How Light Impacts Your Hormone Levels

The thing about being human is that it's mysterious. We're complex creatures with even more complex bodies, the intricacies of which are being ever-revealed. Take hormones as an example. The body produces many different hormones, each with their own purpose, and yet so many things in life can impact your hormones and the levels at which they're being produced. Consuming meat is known to affect human's hormones, for example, and so is drinking coffee and wearing makeup.

Joining coffee, makeup, and meat as hormone agitators is light. Now, you may wonder how this is possible. After all, we absorb sunlight each and every day, nonetheless the lights in our homes, workspaces, and every other building we enter. Surely they can't alter our hormones, right?

Well, as it turns out, light actually does affect your hormones. However, you can rest assured knowing that humans have a higher tolerance for light than other animals. According to The New York Times, light would have to be three to four times stronger than standard household lights actually are to impact humans at the same level as animals. Because of this, you don't have to worry about having your living room or bedroom light on too long (though using them less is better for the environment). The sun may be a different question.

Still, one hormone is the most affected by light, and it may not be the one you're thinking of.

This is how light impacts your circadian rhythm

Most people know melatonin to be a small white tablet that they can take to help them sleep, but melatonin only helps when you take it because it's a naturally occurring hormone in your body. Melatonin is the hormone that helps you sleep (just as its pill form does), but light can negatively impact this hormone. "Exposure to light suppresses the secretion of melatonin, a hormone that influences circadian rhythms. Even dim light can interfere with a person's circadian rhythm and melatonin secretion," Harvard Health Publishing explained.

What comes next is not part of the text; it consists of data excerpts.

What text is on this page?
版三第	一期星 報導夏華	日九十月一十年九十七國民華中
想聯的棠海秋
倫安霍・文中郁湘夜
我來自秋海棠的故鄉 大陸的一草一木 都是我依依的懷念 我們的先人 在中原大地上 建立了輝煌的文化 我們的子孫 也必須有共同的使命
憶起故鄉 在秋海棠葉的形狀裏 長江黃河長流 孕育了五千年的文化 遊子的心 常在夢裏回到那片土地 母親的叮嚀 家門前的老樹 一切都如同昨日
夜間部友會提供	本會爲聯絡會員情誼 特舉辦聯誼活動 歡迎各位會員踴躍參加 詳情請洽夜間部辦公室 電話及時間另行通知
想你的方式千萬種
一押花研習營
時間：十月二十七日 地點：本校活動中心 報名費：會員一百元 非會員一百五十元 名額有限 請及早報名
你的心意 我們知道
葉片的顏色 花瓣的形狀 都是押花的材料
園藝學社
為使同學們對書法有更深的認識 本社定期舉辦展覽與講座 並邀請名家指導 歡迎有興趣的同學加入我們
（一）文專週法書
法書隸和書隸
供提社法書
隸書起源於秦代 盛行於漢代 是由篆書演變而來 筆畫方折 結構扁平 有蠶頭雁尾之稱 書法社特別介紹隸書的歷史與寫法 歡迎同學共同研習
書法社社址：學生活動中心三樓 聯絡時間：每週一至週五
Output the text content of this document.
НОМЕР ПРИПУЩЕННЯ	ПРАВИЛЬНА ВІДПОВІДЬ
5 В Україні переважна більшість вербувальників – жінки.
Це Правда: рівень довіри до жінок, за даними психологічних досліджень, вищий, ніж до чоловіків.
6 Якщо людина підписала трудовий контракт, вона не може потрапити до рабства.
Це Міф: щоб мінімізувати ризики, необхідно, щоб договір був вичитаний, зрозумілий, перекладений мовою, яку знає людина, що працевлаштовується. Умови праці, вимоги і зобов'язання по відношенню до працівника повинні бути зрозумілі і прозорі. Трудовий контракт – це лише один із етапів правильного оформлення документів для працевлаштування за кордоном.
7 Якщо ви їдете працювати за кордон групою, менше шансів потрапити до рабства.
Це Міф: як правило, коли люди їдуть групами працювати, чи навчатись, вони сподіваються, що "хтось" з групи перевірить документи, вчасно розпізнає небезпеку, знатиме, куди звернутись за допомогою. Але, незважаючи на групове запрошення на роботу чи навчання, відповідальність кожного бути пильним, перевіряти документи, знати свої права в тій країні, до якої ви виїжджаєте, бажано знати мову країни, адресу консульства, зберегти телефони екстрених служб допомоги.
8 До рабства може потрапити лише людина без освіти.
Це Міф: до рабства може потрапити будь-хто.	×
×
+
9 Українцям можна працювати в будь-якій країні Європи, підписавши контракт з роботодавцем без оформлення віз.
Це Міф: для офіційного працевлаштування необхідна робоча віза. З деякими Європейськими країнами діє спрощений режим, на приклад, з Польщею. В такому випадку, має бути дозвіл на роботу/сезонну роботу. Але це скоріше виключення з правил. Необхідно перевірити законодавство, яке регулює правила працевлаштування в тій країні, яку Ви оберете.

Humans are hardwired to function on a specific day-night cycle, and your circadian rhythm is what manages this. "Your circadian rhythms function optimally when you're exposed to light in the morning and dark at night, which can help you sleep better and wake up with more energy," explained Bustle. Therefore, if you're exposed to light at night, it can lead you to not sleeping well and then negatively altering your sleep cycle, potentially for a prolonged period of time if this practice is maintained.

Ultimately, it's best to cut down your exposure to light as the day progresses, with minimal interaction at night. This will best help your sleep schedule, and it's what will give you the best energy levels to conquer the day.